7Ce constat, qui souligne le fort impact du biais taphonomique sur notre perception du peuplement mésolithique, pose la question de la part réelle du tropisme des cours d’eau face à la question des stratégies d’implantation.
8Le volet méthodologique a largement contribué à ce renouveau des connaissances. La détection des sites reste l’étape déterminante car, au-delà du seul fait d’arriver à détecter des occupations souvent très ténues, elle conditionne la nature des étapes ultérieures. La nature des gisements et des vestiges implique bien souvent des compétences particulières. Celles-ci sont nécessaires en raison du caractère parfois ténu des vestiges, du faible niveau de structuration évidente, lorsqu’il existe, et des matériaux d’études considérés, lithiques et plus rarement osseux. Par ailleurs le diagnostic mécanisé nécessite des stratégies particulières avec, comme cas spécifique, celui des sites de milieu humide, comme dans la Somme (Ducrocq, 2010). Deux méthodes de sondage peuvent être recensées, en puits et en tranchées. Elles marquent globalement, pour le Mésolithique, l’opposition entre le Nord, d’une part, et le bassin parisien et l’Est de la France, d’autre part. Ces dernières régions possèdent des plaines alluviales à fort potentiel, dominées par des séquences stratigraphiques holocènes qui dépassent rarement les deux mètres de limons de débordement, hors ou en limite de la nappe aquifère (Ruffey-sur-Seille, Choisey, Pont-sur-Yonne). Ces contextes se prêtent donc assez bien à un diagnostic classique en tranchées.

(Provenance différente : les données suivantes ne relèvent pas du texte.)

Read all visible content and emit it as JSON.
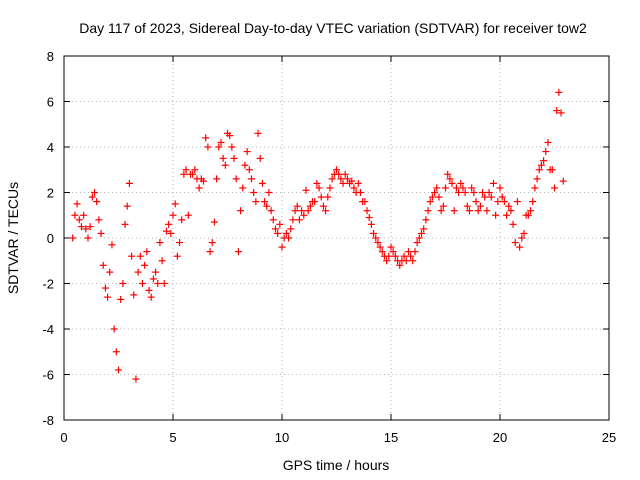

9La phase d’acquisition des données n’oppose pas, dans ses principes méthodologiques, le diagnostic et la fouille ; seuls les objectifs les séparent. Un des enjeux est bien d’assurer la pérennité de l’information et l’intégration des données de diagnostic à celles de la fouille. À la nécessité d’assurer le transfert de l’information doit s’ajouter celle de son exploitation optimale, car le passage à la fouille est loin d’être toujours assuré. Il est ainsi possible de renseigner différents aspects des occupations (industriel, économique, palethnographique et autre) et d’alimenter des problématiques archéologiques. En ce sens, le diagnostic de sites mésolithiques constitue un acte scientifique déterminant qui a largement contribué à faire évoluer nos connaissances.

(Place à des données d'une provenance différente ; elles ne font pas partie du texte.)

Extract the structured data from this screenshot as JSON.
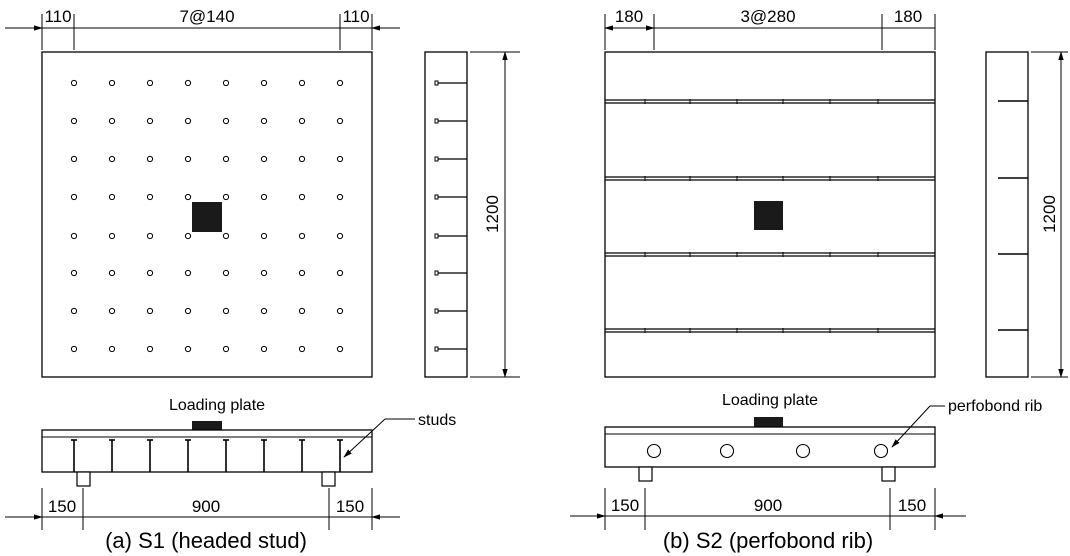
{
  "panel_a": {
    "caption": "(a) S1 (headed stud)",
    "top_dim_left": "110",
    "top_dim_mid": "7@140",
    "top_dim_right": "110",
    "side_dim": "1200",
    "bottom_dim_left": "150",
    "bottom_dim_mid": "900",
    "bottom_dim_right": "150",
    "loading_label": "Loading plate",
    "connector_label": "studs"
  },
  "panel_b": {
    "caption": "(b) S2 (perfobond rib)",
    "top_dim_left": "180",
    "top_dim_mid": "3@280",
    "top_dim_right": "180",
    "side_dim": "1200",
    "bottom_dim_left": "150",
    "bottom_dim_mid": "900",
    "bottom_dim_right": "150",
    "loading_label": "Loading plate",
    "connector_label": "perfobond rib"
  }
}
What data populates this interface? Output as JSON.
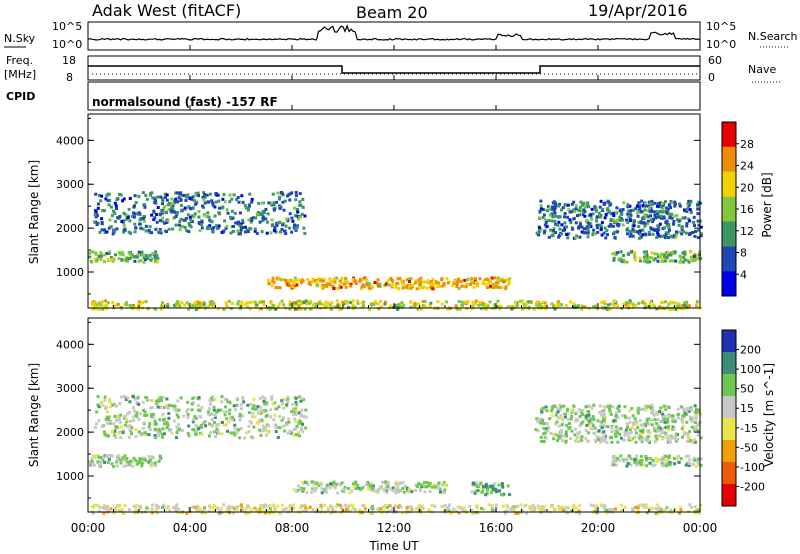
{
  "header": {
    "title": "Adak West (fitACF)",
    "beam": "Beam 20",
    "date": "19/Apr/2016"
  },
  "top_panels": {
    "nsky_label": "N.Sky",
    "nsky_ticks": [
      "10^5",
      "10^0"
    ],
    "nsearch_label": "N.Search",
    "nsearch_ticks": [
      "10^5",
      "10^0"
    ],
    "freq_label": "Freq.",
    "freq_unit": "[MHz]",
    "freq_ticks": [
      "18",
      "8"
    ],
    "nave_label": "Nave",
    "nave_ticks": [
      "60",
      "0"
    ],
    "cpid_label": "CPID",
    "cpid_text": "normalsound (fast) -157 RF"
  },
  "power_panel": {
    "ylabel": "Slant Range [km]",
    "yticks": [
      "4000",
      "3000",
      "2000",
      "1000"
    ],
    "colorbar_label": "Power [dB]",
    "colorbar_ticks": [
      "28",
      "24",
      "20",
      "16",
      "12",
      "8",
      "4"
    ],
    "colors": [
      "#e60000",
      "#f08c00",
      "#f0d200",
      "#82c83c",
      "#3c9664",
      "#1e46b4",
      "#0000e6"
    ]
  },
  "velocity_panel": {
    "ylabel": "Slant Range [km]",
    "yticks": [
      "4000",
      "3000",
      "2000",
      "1000"
    ],
    "colorbar_label": "Velocity [m s^-1]",
    "colorbar_ticks": [
      "200",
      "100",
      "50",
      "15",
      "-15",
      "-50",
      "-100",
      "-200"
    ],
    "colors": [
      "#1e32b4",
      "#3c8c78",
      "#6ec850",
      "#c8c8c8",
      "#e6e64b",
      "#f0a000",
      "#f05a00",
      "#e60000"
    ]
  },
  "xaxis": {
    "label": "Time UT",
    "ticks": [
      "00:00",
      "04:00",
      "08:00",
      "12:00",
      "16:00",
      "20:00",
      "00:00"
    ]
  },
  "chart_data": [
    {
      "type": "heatmap",
      "title": "",
      "xlabel": "",
      "ylabel": "Slant Range [km]",
      "xlim": [
        0,
        24
      ],
      "ylim": [
        180,
        4600
      ],
      "colorbar": "Power [dB]",
      "regions": [
        {
          "t": [
            0.0,
            2.8
          ],
          "r": [
            1250,
            1500
          ],
          "level": 4
        },
        {
          "t": [
            0.2,
            8.5
          ],
          "r": [
            1900,
            2850
          ],
          "level": 5
        },
        {
          "t": [
            7.0,
            16.5
          ],
          "r": [
            650,
            900
          ],
          "level": 2
        },
        {
          "t": [
            17.5,
            24.0
          ],
          "r": [
            1800,
            2650
          ],
          "level": 5
        },
        {
          "t": [
            20.5,
            24.0
          ],
          "r": [
            1250,
            1500
          ],
          "level": 4
        },
        {
          "t": [
            0.0,
            24.0
          ],
          "r": [
            180,
            380
          ],
          "level": 3
        }
      ]
    },
    {
      "type": "heatmap",
      "title": "",
      "xlabel": "Time UT",
      "ylabel": "Slant Range [km]",
      "xlim": [
        0,
        24
      ],
      "ylim": [
        180,
        4600
      ],
      "colorbar": "Velocity [m s^-1]",
      "regions": [
        {
          "t": [
            0.0,
            2.8
          ],
          "r": [
            1250,
            1500
          ],
          "level": 3
        },
        {
          "t": [
            0.2,
            8.5
          ],
          "r": [
            1900,
            2850
          ],
          "level": 3
        },
        {
          "t": [
            8.0,
            14.0
          ],
          "r": [
            650,
            900
          ],
          "level": 3
        },
        {
          "t": [
            15.0,
            16.5
          ],
          "r": [
            600,
            880
          ],
          "level": 2
        },
        {
          "t": [
            17.5,
            24.0
          ],
          "r": [
            1800,
            2650
          ],
          "level": 3
        },
        {
          "t": [
            20.5,
            24.0
          ],
          "r": [
            1250,
            1500
          ],
          "level": 3
        },
        {
          "t": [
            0.0,
            24.0
          ],
          "r": [
            180,
            380
          ],
          "level": 4
        }
      ]
    }
  ]
}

10Les opérations d’ampleur limitée, réalisées généralement en dehors du cadre préventif, ont eu tendance à donner l’image de campements spatialement très restreints. Si cela correspond à une certaine réalité, la mise au jour de campements très étendus en constitue une autre. Les occupations de Ruffey-sur-Seille, reconnues sur une surface de 25 000 m2, de la rue Farman à Paris, sur 10 000 m2, ainsi que Dammartin-Marpain, dans le Jura, montrent que nous avons affaire à de vastes portions de plaine occupées. Dès lors, plusieurs questions se posent avec, en premier lieu, celle du rythme de fréquentation (soit la fréquence des séjours) et donc du nombre de campements. Cette question, n’autorise bien souvent que des réponses partielles. Grâce à l’étude assez poussée des occupations de Ruffey-sur-Seille, nous avons pu préciser la réalité spatiale du campement. Elle s’exprime de manière diverse avec une forme élémentaire constituée d’une seule unité d’activité (Séara, 2008), et une forme plus complexe qui en associe plusieurs. La répétition du premier cas de figure, à l’instar du Mésolithique moyen de Ruffey-sur-Seille, peut donner l’image d’une occupation très extensive, mais qui résulte en fait du cumul de différentes occupations sur près d’un hectare. Bien que la chronologie interne de cette occupation n’ait pas pu être précisée, elle souligne une importante segmentation dans l’espace, qui traduit ici la succession de campements et donc la discontinuité chronologique de l’occupation [Fig.2]. Ce point est caractérisé par un éclatement des secteurs d’occupation assez important, probablement à la faveur d’un milieu favorable à ce scénario.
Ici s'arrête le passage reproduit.